Dopo una pausa piuttosto lunga, sono tornati i Coronatus, band tedesca veterana del symphonic metal con approcci folk dalla tecnica compositiva operistica encomiabile e contrasti forti tra vocalità sopranile e rock altamente godibili.
Il tema portante e simbolico dell’album è la profondità del mare oscuro, potente e pieno di fascino che riesce ad evocare tutta l’intensità delle anime inquiete, un concept ricco di metafore adatto al contesto storico in cui è nato.
Alla scrittura dei brani il batterista e fondatore Mats Kurth , con contributi del cantante Nemesis e del chitarrista Harry Zeidler , ampliando l’orizzonte creativo della band.

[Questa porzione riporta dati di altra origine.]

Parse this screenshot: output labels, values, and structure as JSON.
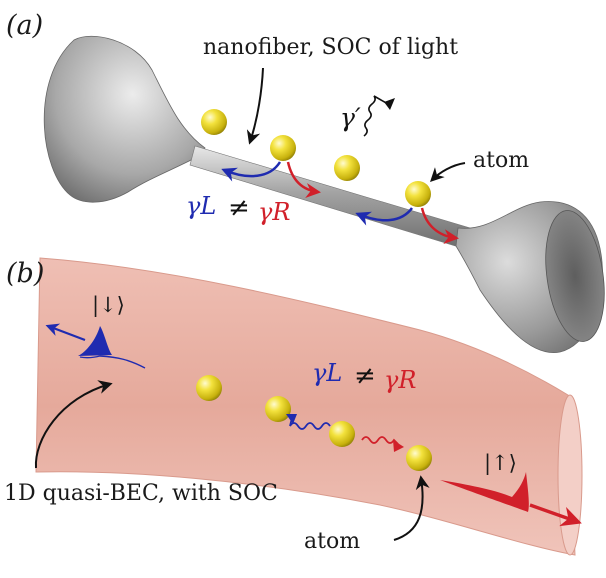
{
  "panel_a": {
    "tag": "(a)",
    "fiber_label": "nanofiber, SOC of light",
    "gamma_prime": "γ′",
    "atom_label": "atom",
    "gamma_L": "γL",
    "neq": "≠",
    "gamma_R": "γR"
  },
  "panel_b": {
    "tag": "(b)",
    "spin_down": "|↓⟩",
    "spin_up": "|↑⟩",
    "gamma_L": "γL",
    "neq": "≠",
    "gamma_R": "γR",
    "bec_label": "1D quasi-BEC, with SOC",
    "atom_label": "atom"
  },
  "colors": {
    "fiber": "#a9a9a9",
    "bec_cloud": "#eab2a6",
    "atom": "#e6d21e",
    "left_emission": "#1f2bb0",
    "right_emission": "#d1202a"
  }
}
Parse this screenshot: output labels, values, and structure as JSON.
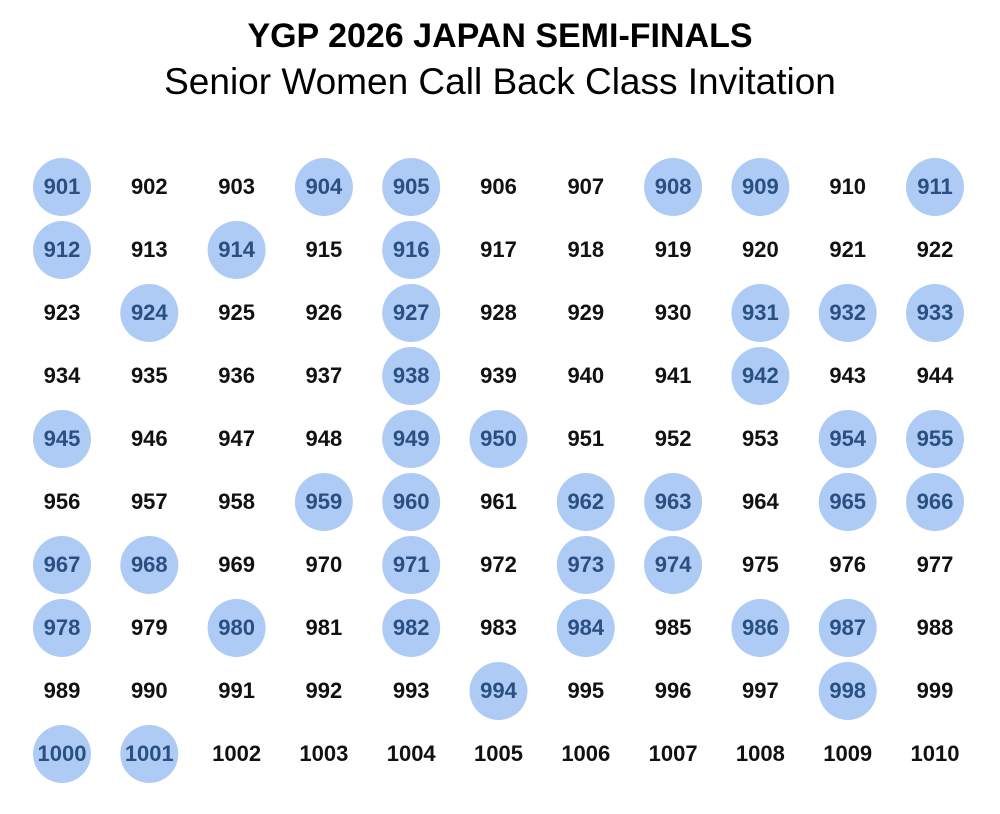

Dreadful Waters è stato prodotto da Markus Stock e Mats Kurth presso il Klangschmiede Studio E , dove Stock si è occupato anche del mixaggio e del mastering, conferendo all’album una sorprendente profondità sonora e chiarezza. La copertina, realizzata da Michael Krebes, cattura visivamente la discesa in acque sconosciute, fondendo misticismo, pericolo e forza primordiale.
Le tracce si susseguono infondendo nell’animo lo spirito delle epopee nordiche e sfido chiunque a non lasciarsi andare ad una massiccia immaginazione creativa e i Coronatus lo sanno, perchè ciò che fanno lo fanno bene, senza eccessi di zelo ma pura struttura compositiva pregna di equilibrio che porta a casa un risultato solido che gli amanti del genere apprezzeranno sicuramente, ma non aspettatevi guizzi innovativi, qui vige un bel classico symphonic con guizzi epici!
Per celebrare l’uscita dell’album, i CORONATUS hanno tenuto, il 24 gennaio, un esclusivo concerto in Svezia, suonando per la prima volta dal vivo l’intero album, insieme a una selezione dei brani preferiti dai fan tratti dal catalogo della band, ma ad oggi non ho ancora trovato nulla in rete per poterli vedere in azione con le nuove canzoni.